Хозяйка больше не заговаривала с Хаимом на личные темы, однако следила за развитием нерешительного романа с разгорающимся интересом. Острое нетерпение и неожиданно открывшиеся в ней способности свахи не давали ей покоя, и скоро пылкая старушка так извелась, что приблизилась к роли библейского змия. Искушение взять и самой рассказать девушке о любви Хаима было слишком велико, но фрау Клейнерц старалась ему не поддаваться. Она полагала, что старость приходит в тот момент, когда человек теряет надежду на любовь, а смерть – когда само слово «любовь» оставляет его равнодушным. Поэтому фрау Клейнерц страстно желала быть причастной к созреванию плодов соблазна в чужих садах. Теперь уже она, увидев Марию, принималась заманивать ее «на чашечку кофе», и Хаим всерьез опасался, что хозяйка своим темпераментным вмешательством в их зыбкие отношения испортит ему игру. Он видел, как медленно, несмело просыпается в Марии ответное чувство, но девушка упорно верила в дружбу, и неосторожные намеки фрау Клейнерц могли ее испугать.
Заглядывая себе в душу, Мария радостно убеждалась, что теперь от обиды на Хаима не осталось и следа. Исподволь начала удивлять собственная черствость: желая помочь ей, человек просто не подумал о последствиях, она же поспешила обвинить его в преступлении.
Где-то далеко-далеко обитали мужчины, соблазняющие неопытных девушек. Где-то в другом мире затаился и ждал страшный Железнодорожник, должно быть, уже разведшийся с женой…
Хаим был другим. Нельзя сказать, что Мария не замечала его восхищения и любви, – она тоже любила Хаима.
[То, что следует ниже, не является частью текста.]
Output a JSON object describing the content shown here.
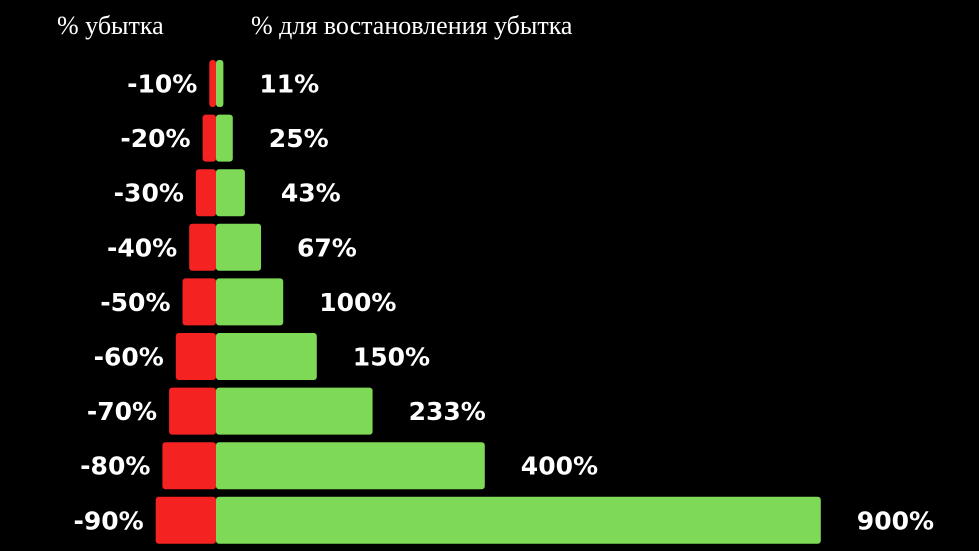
{
  "chart_data": {
    "type": "bar",
    "headers": {
      "loss": "% убытка",
      "recovery": "% для востановления убытка"
    },
    "categories": [
      "-10%",
      "-20%",
      "-30%",
      "-40%",
      "-50%",
      "-60%",
      "-70%",
      "-80%",
      "-90%"
    ],
    "series": [
      {
        "values": [
          10,
          20,
          30,
          40,
          50,
          60,
          70,
          80,
          90
        ],
        "color": "#f52222"
      },
      {
        "values": [
          11,
          25,
          43,
          67,
          100,
          150,
          233,
          400,
          900
        ],
        "color": "#7ed957"
      }
    ],
    "value_labels": [
      "11%",
      "25%",
      "43%",
      "67%",
      "100%",
      "150%",
      "233%",
      "400%",
      "900%"
    ],
    "background": "#000000",
    "grid": false,
    "legend": "none"
  }
}
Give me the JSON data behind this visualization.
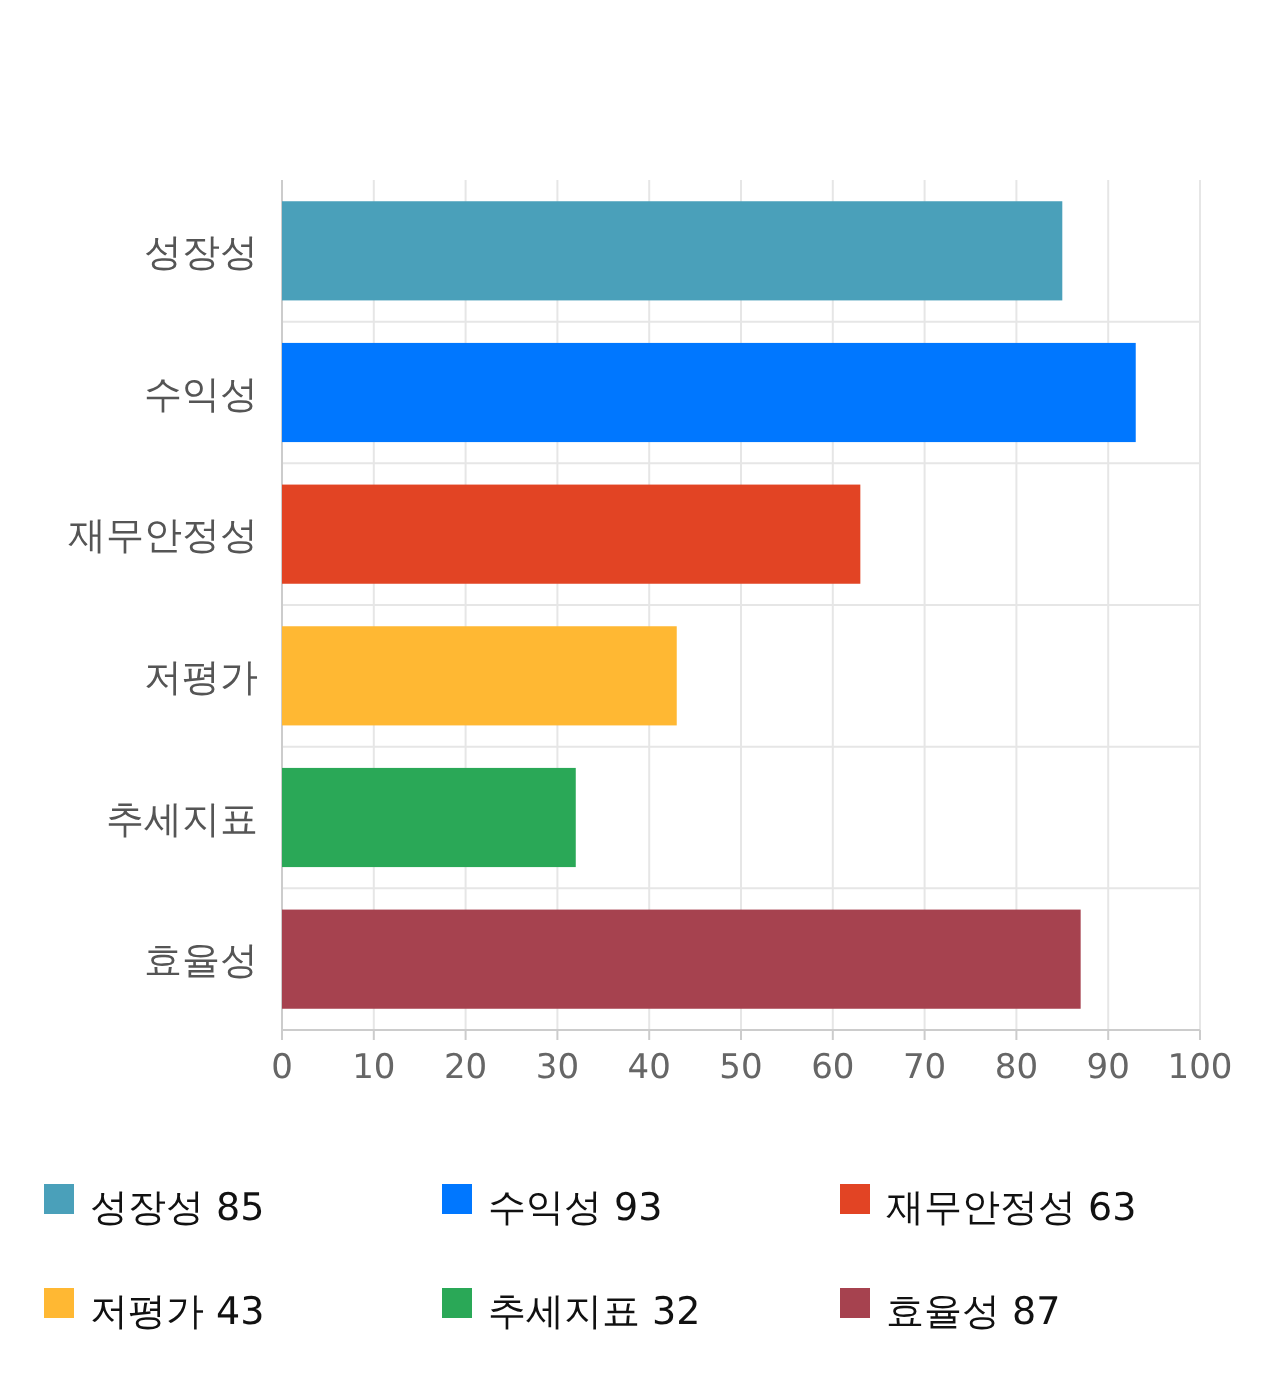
{
  "chart_data": {
    "type": "bar",
    "orientation": "horizontal",
    "stacked": true,
    "categories": [
      "성장성",
      "수익성",
      "재무안정성",
      "저평가",
      "추세지표",
      "효율성"
    ],
    "series": [
      {
        "name": "성장성 85",
        "color": "#4aa0ba",
        "values": [
          85,
          null,
          null,
          null,
          null,
          null
        ]
      },
      {
        "name": "수익성 93",
        "color": "#0077ff",
        "values": [
          null,
          93,
          null,
          null,
          null,
          null
        ]
      },
      {
        "name": "재무안정성 63",
        "color": "#e24424",
        "values": [
          null,
          null,
          63,
          null,
          null,
          null
        ]
      },
      {
        "name": "저평가 43",
        "color": "#ffb833",
        "values": [
          null,
          null,
          null,
          43,
          null,
          null
        ]
      },
      {
        "name": "추세지표 32",
        "color": "#2aa857",
        "values": [
          null,
          null,
          null,
          null,
          32,
          null
        ]
      },
      {
        "name": "효율성 87",
        "color": "#a6424f",
        "values": [
          null,
          null,
          null,
          null,
          null,
          87
        ]
      }
    ],
    "xlim": [
      0,
      100
    ],
    "xticks": [
      0,
      10,
      20,
      30,
      40,
      50,
      60,
      70,
      80,
      90,
      100
    ],
    "grid": true,
    "legend": "bottom"
  }
}
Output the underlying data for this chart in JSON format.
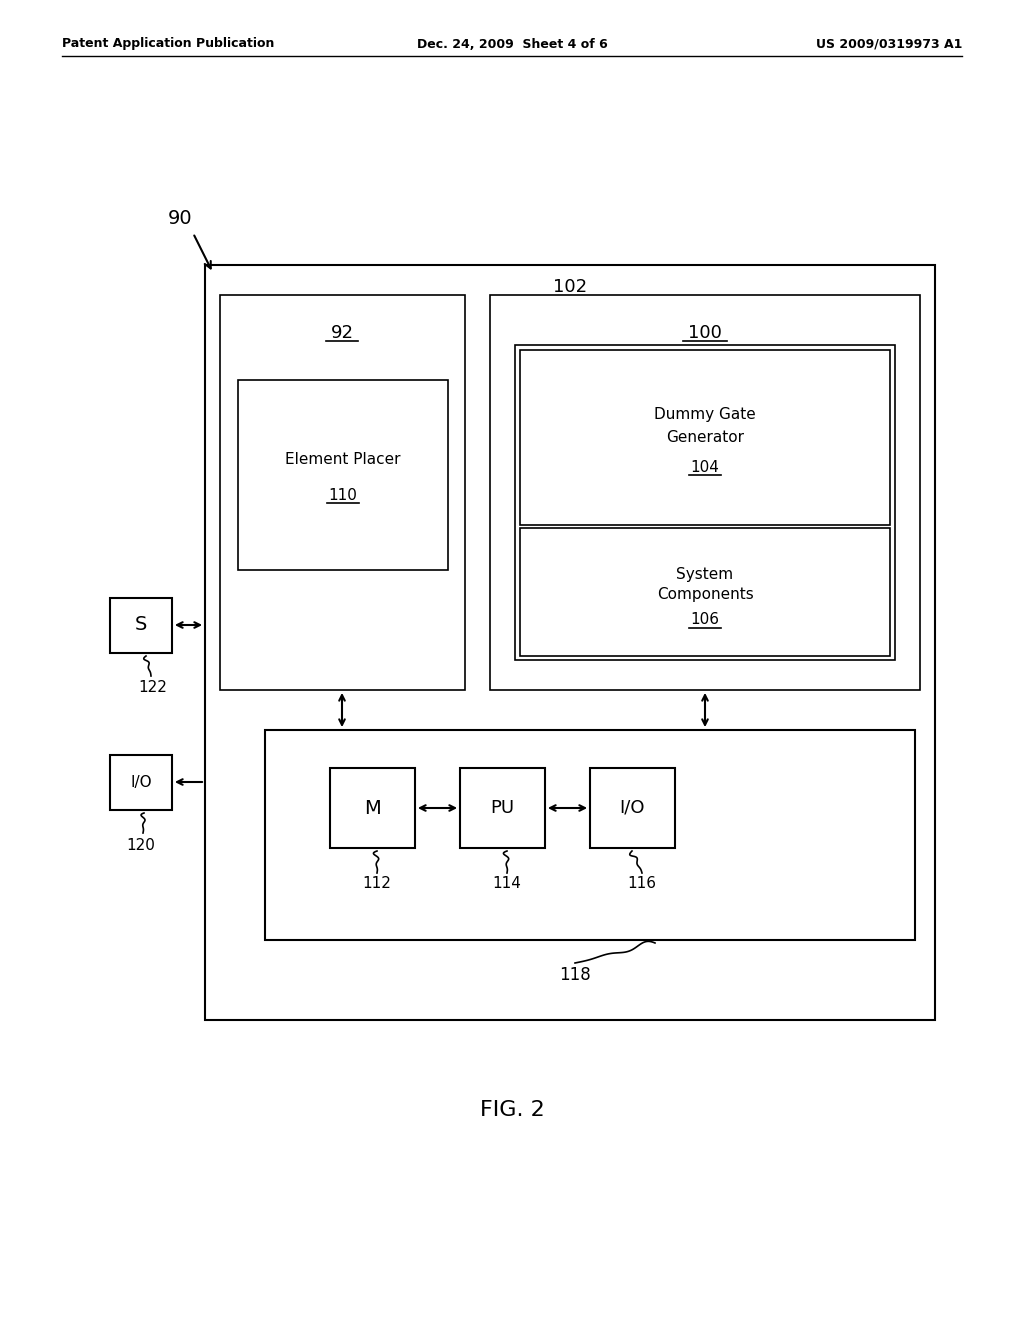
{
  "bg_color": "#ffffff",
  "header_left": "Patent Application Publication",
  "header_mid": "Dec. 24, 2009  Sheet 4 of 6",
  "header_right": "US 2009/0319973 A1",
  "fig_label": "FIG. 2",
  "label_90": "90",
  "label_102": "102",
  "label_92": "92",
  "label_100": "100",
  "label_110": "110",
  "label_104": "104",
  "label_106": "106",
  "label_118": "118",
  "label_112": "112",
  "label_114": "114",
  "label_116": "116",
  "label_120": "120",
  "label_122": "122",
  "text_element_placer": "Element Placer",
  "text_dummy_gate": "Dummy Gate\nGenerator",
  "text_system_components": "System\nComponents",
  "text_M": "M",
  "text_PU": "PU",
  "text_IO_inner": "I/O",
  "text_S": "S",
  "text_IO_outer": "I/O"
}
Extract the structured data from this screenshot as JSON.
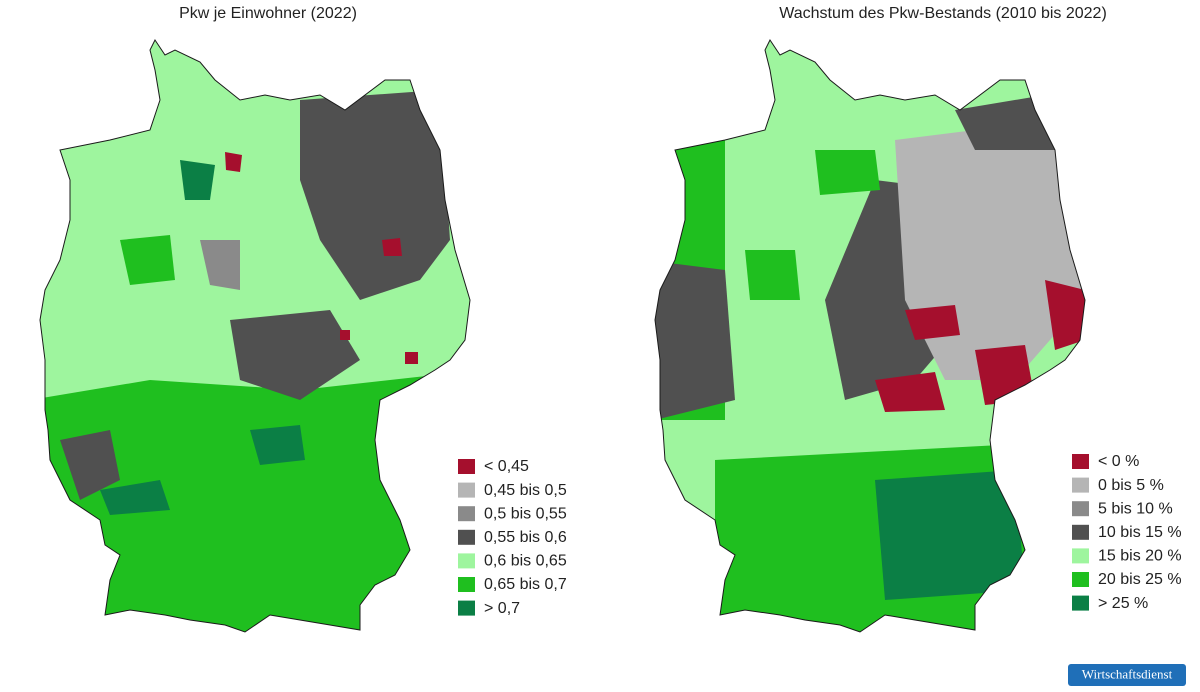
{
  "maps": [
    {
      "title": "Pkw je Einwohner (2022)",
      "legend": [
        {
          "label": "< 0,45",
          "color": "#a50f2d"
        },
        {
          "label": "0,45 bis 0,5",
          "color": "#b5b5b5"
        },
        {
          "label": "0,5 bis 0,55",
          "color": "#8a8a8a"
        },
        {
          "label": "0,55 bis 0,6",
          "color": "#505050"
        },
        {
          "label": "0,6 bis 0,65",
          "color": "#9ef59e"
        },
        {
          "label": "0,65 bis 0,7",
          "color": "#1fbf1f"
        },
        {
          "label": "> 0,7",
          "color": "#0b7f45"
        }
      ]
    },
    {
      "title": "Wachstum des Pkw-Bestands (2010 bis 2022)",
      "legend": [
        {
          "label": "< 0 %",
          "color": "#a50f2d"
        },
        {
          "label": "0 bis 5 %",
          "color": "#b5b5b5"
        },
        {
          "label": "5 bis 10 %",
          "color": "#8a8a8a"
        },
        {
          "label": "10 bis 15 %",
          "color": "#505050"
        },
        {
          "label": "15 bis 20 %",
          "color": "#9ef59e"
        },
        {
          "label": "20 bis 25 %",
          "color": "#1fbf1f"
        },
        {
          "label": "> 25 %",
          "color": "#0b7f45"
        }
      ]
    }
  ],
  "badge": "Wirtschaftsdienst"
}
Разве друзей не любят?.. Впервые ее не тяготила дружба с мужчиной, льстило его внимание, и, ловя себя порой на неосознанном кокетстве, она огорчалась и недоумевала.
Мария научилась угадывать его настроение по прищуренным глазам, усмешке, хрипотце в голосе. Ей нравилось, что Хаим порой не прочь поозорничать, как мальчишка, а иногда, ироничный или философски невозмутимый, он казался человеком, умудренным годами и опытом. Он нравился Марии, такой разный – сдержанный, бесшабашный, веселый, обманчиво тихий, а главное – бесконечно нежный и бережный с нею. Нравился, как никто и никогда из друзей. Хаим становился ей необходимым.
Она с ужасом отгоняла мысли о возвращении в Польшу, но признательность и долг заставляли ее вспоминать о негласном обязательстве все чаще и чаще. Быстротечные мгновения лета кружились белыми мотыльками и падали на траву туманными росами, облетали лепестками цветов на маминой могиле…
И пришел день, когда Мария сказала Хаиму:
– Приехал отец Алексий. Через неделю он увезет меня в Вильно.